Wie Rieger zu seinem Millionenvermögen kam, ist in Grundzügen bekannt. Der nun posthum zum "Anwalt für Deutschland" verklärte Rieger profitierte von zahlreichen Erbschaften: Frühere NSDAP-Mitglieder überließen dem Juristen teils schon zu Lebzeiten ihre Immobilien oder vermachten ihm hohe Geldbeträge. Dass sich Rieger mit Erbrecht bestens auskannte und seine Rolle als Verteidiger von Rechtsextremen für spektakuläre Auftritte und Holocaustleugnung nutzte, half ihm ebenso wie die Tatsache, dass er in Blankenese im konservativen Bürgertum gut verdrahtet war - etwa als stellvertretender Vorsitzender der "Blankeneser Grundeigentümer-Vereins".

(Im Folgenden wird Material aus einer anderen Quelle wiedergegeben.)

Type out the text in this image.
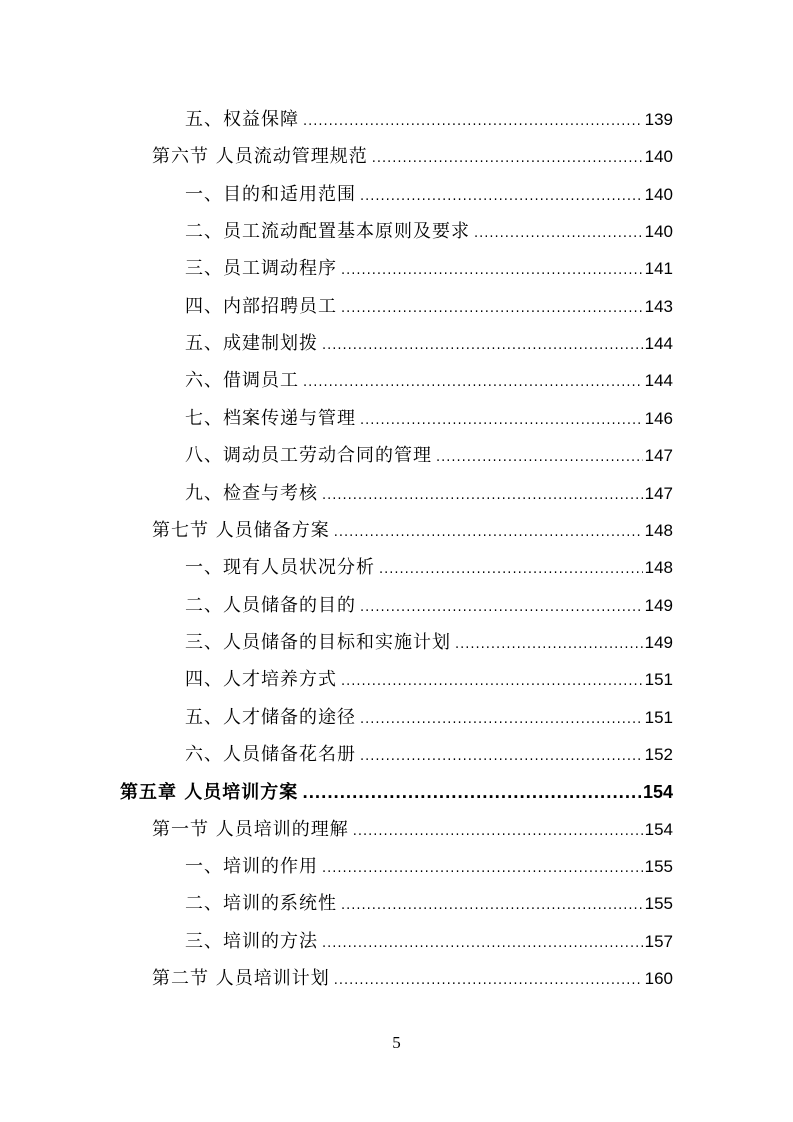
五、权益保障 .....	139
第六节 人员流动管理规范 .....	140
一、目的和适用范围 .....	140
二、员工流动配置基本原则及要求 .....	140
三、员工调动程序 .....	141
四、内部招聘员工 .....	143
五、成建制划拨 .....	144
六、借调员工 .....	144
七、档案传递与管理 .....	146
八、调动员工劳动合同的管理 .....	147
九、检查与考核 .....	147
第七节 人员储备方案 .....	148
一、现有人员状况分析 .....	148
二、人员储备的目的 .....	149
三、人员储备的目标和实施计划 .....	149
四、人才培养方式 .....	151
五、人才储备的途径 .....	151
六、人员储备花名册 .....	152
第五章 人员培训方案 .....	154
第一节 人员培训的理解 .....	154
一、培训的作用 .....	155
二、培训的系统性 .....	155
三、培训的方法 .....	157
第二节 人员培训计划 .....	160
5
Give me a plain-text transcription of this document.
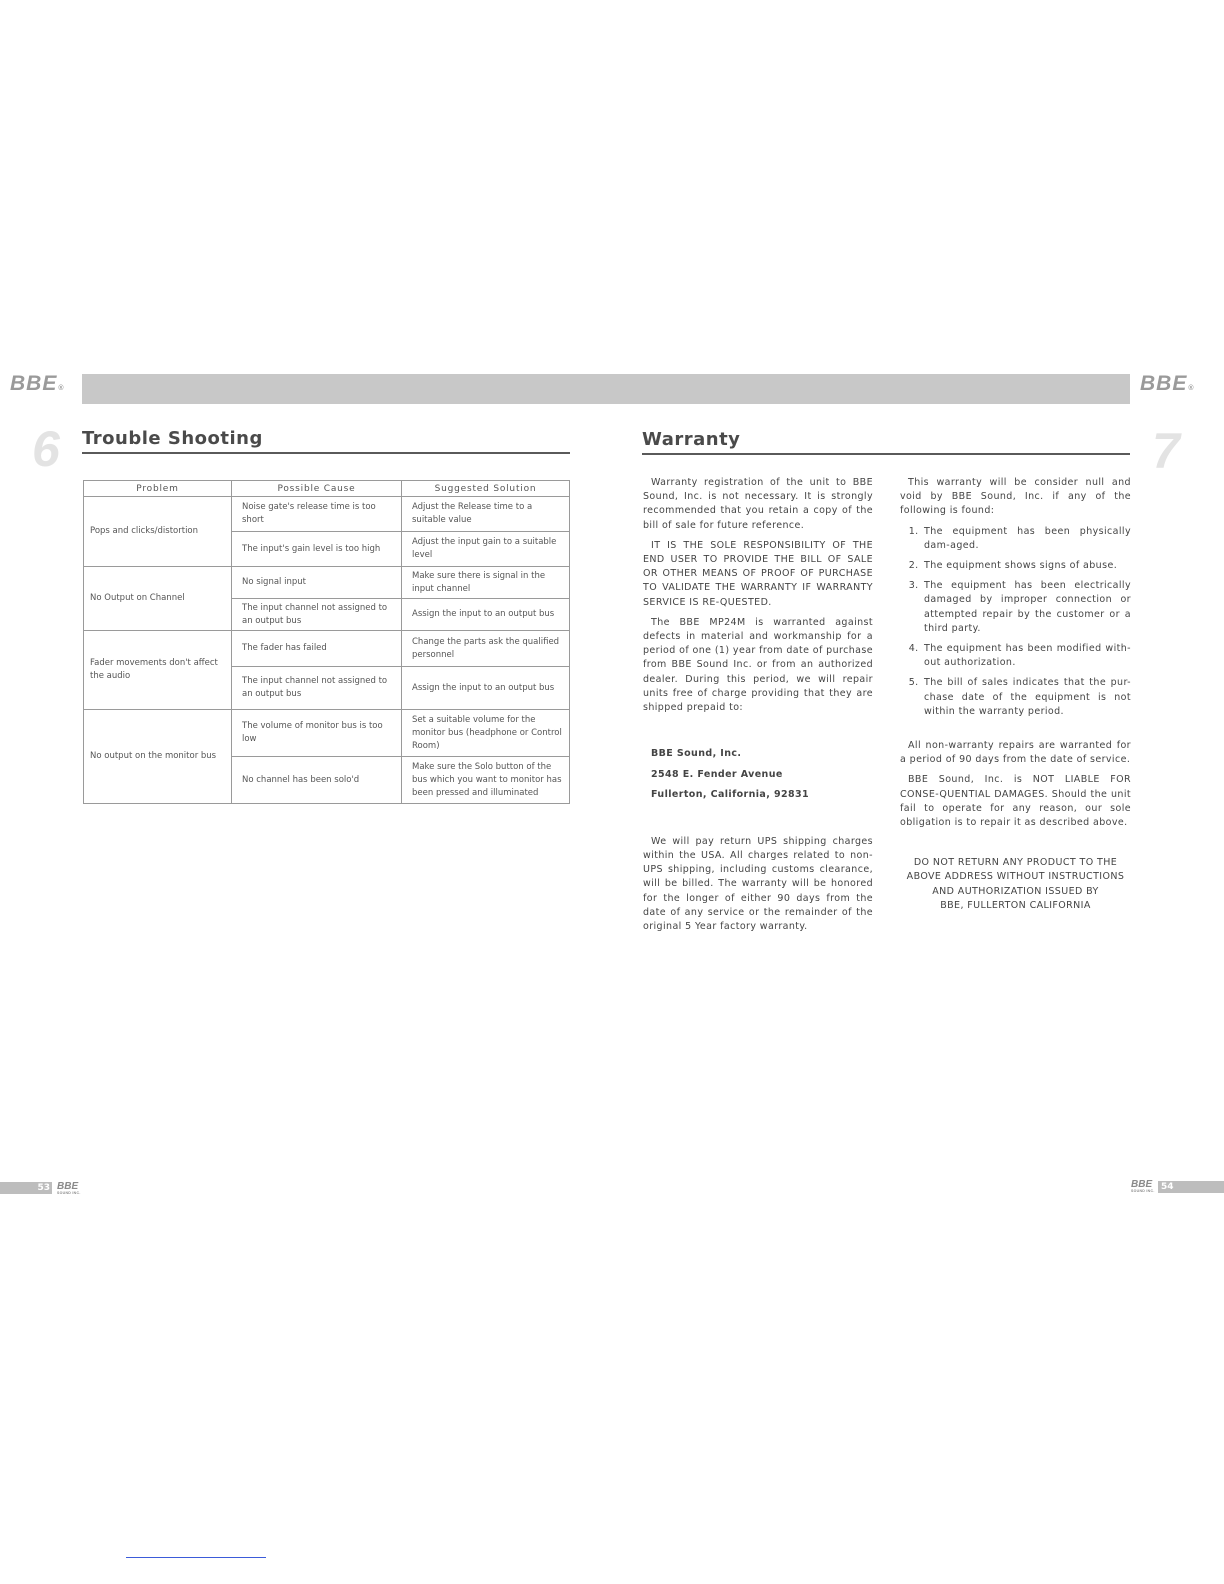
BBE®	BBE®
6 Trouble Shooting
Problem	Possible Cause	Suggested Solution
Pops and clicks/distortion	Noise gate's release time is too short	Adjust the Release time to a suitable value
	The input's gain level is too high	Adjust the input gain to a suitable level
No Output on Channel	No signal input	Make sure there is signal in the input channel
	The input channel not assigned to an output bus	Assign the input to an output bus
Fader movements don't affect the audio	The fader has failed	Change the parts ask the qualified personnel
	The input channel not assigned to an output bus	Assign the input to an output bus
No output on the monitor bus	The volume of monitor bus is too low	Set a suitable volume for the monitor bus (headphone or Control Room)
	No channel has been solo'd	Make sure the Solo button of the bus which you want to monitor has been pressed and illuminated
Warranty	7

Warranty registration of the unit to BBE Sound, Inc. is not necessary. It is strongly recommended that you retain a copy of the bill of sale for future reference.

IT IS THE SOLE RESPONSIBILITY OF THE END USER TO PROVIDE THE BILL OF SALE OR OTHER MEANS OF PROOF OF PURCHASE TO VALIDATE THE WARRANTY IF WARRANTY SERVICE IS RE-QUESTED.

The BBE MP24M is warranted against defects in material and workmanship for a period of one (1) year from date of purchase from BBE Sound Inc. or from an authorized dealer. During this period, we will repair units free of charge providing that they are shipped prepaid to:

BBE Sound, Inc.

2548 E. Fender Avenue

Fullerton, California, 92831

We will pay return UPS shipping charges within the USA. All charges related to non-UPS shipping, including customs clearance, will be billed. The warranty will be honored for the longer of either 90 days from the date of any service or the remainder of the original 5 Year factory warranty.

This warranty will be consider null and void by BBE Sound, Inc. if any of the following is found:

1. The equipment has been physically dam-aged.
2. The equipment shows signs of abuse.
3. The equipment has been electrically damaged by improper connection or attempted repair by the customer or a third party.
4. The equipment has been modified with-out authorization.
5. The bill of sales indicates that the pur-chase date of the equipment is not within the warranty period.

All non-warranty repairs are warranted for a period of 90 days from the date of service.

BBE Sound, Inc. is NOT LIABLE FOR CONSE-QUENTIAL DAMAGES. Should the unit fail to operate for any reason, our sole obligation is to repair it as described above.

DO NOT RETURN ANY PRODUCT TO THE
ABOVE ADDRESS WITHOUT INSTRUCTIONS
AND AUTHORIZATION ISSUED BY
BBE, FULLERTON CALIFORNIA
53 BBE
SOUND INC.
BBE
SOUND INC. 54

Das Geld legte er meist im Ausland in Stiftungen an. Am bekanntesten ist die "Wilhelm Tietjen Stiftung", die im Londoner Handelsregister steht. Tietjen war ein bekennender Nationalsozialist aus Bremen, der Rieger mehr als eine Million Euro vererbte, damit dieser die Fruchtbarkeitsforschung fördern konnte. Nach Recherchen der Rechtsextremismus-Experten Andrea Röpke und Andreas Speit träumte der 1903 geborene Tietjen, den Nachbarn als geizigen "Waldschrat" charakterisierten, von einem neuen "Lebensborn".

Wiederholt sorgte Rieger in den letzten Jahren für Aufsehen, wenn er selbst Immobilien kaufen wollte. Neben einem großen Anwesen in Schweden besitzt er unter anderem eine Villa im Hamburger Nobelvorort Blankenese sowie ein Haus in Hamburg-Harburg, das der Verein "Mütterdank" nutzt. In Nord- und Ostdeutschland kündigte Rieger wiederholt an, leerstehende Häuser kaufen und in Schulungszentren oder Szene-Treffpunkte umzuwandeln - etwa im niedersächsischen Faßberg oder dem thüringischen Pößneck.

Das umstrittene Hotel in Faßberg. (Foto: Foto: dpa)

Meist protestieren Anwohner und Lokalpolitiker, in mehreren Fällen kaufte die Kommune die Immobilie zu einem höheren Preis. Hartnäckig halten sich Gerüchte, dass Rieger mit den Vorbesitzern zusammenarbeitete, um den Kaufpreis in die Höhe zu treiben - im Gegenzug soll die NPD Spenden erhalten haben. Verurteilt wurde Rieger jedoch nie. Zuletzt scheiterte er mit dem Versuch, in Wolfsburg ein "Kraft durch Freude"-Museum zu eröffnen.

Schon 1978 hatte Rieger in der Lüneburger Heide ein Schulungszentrum gegründet, das bis zu seiner Schließung im Jahr 1998 als wichtiger Treffpunkt galt. Das Anwesen "Hetendorf 13" wurde über die "Heide-Heim-Vereine" finanziert, bis die Regierung unter Gerhard Schröder die Trägervereine enteignen ließ.

Auch der Verfassungsschutz wird die Erbregelung genau im Auge behalten. Marion Brandenburger, Sprecherin des niedersächsischen Verfassungsschutzes, sagte der Süddeutschen Zeitung: "Wir werden mit Rieger über seinen Tod hinaus zu tun haben."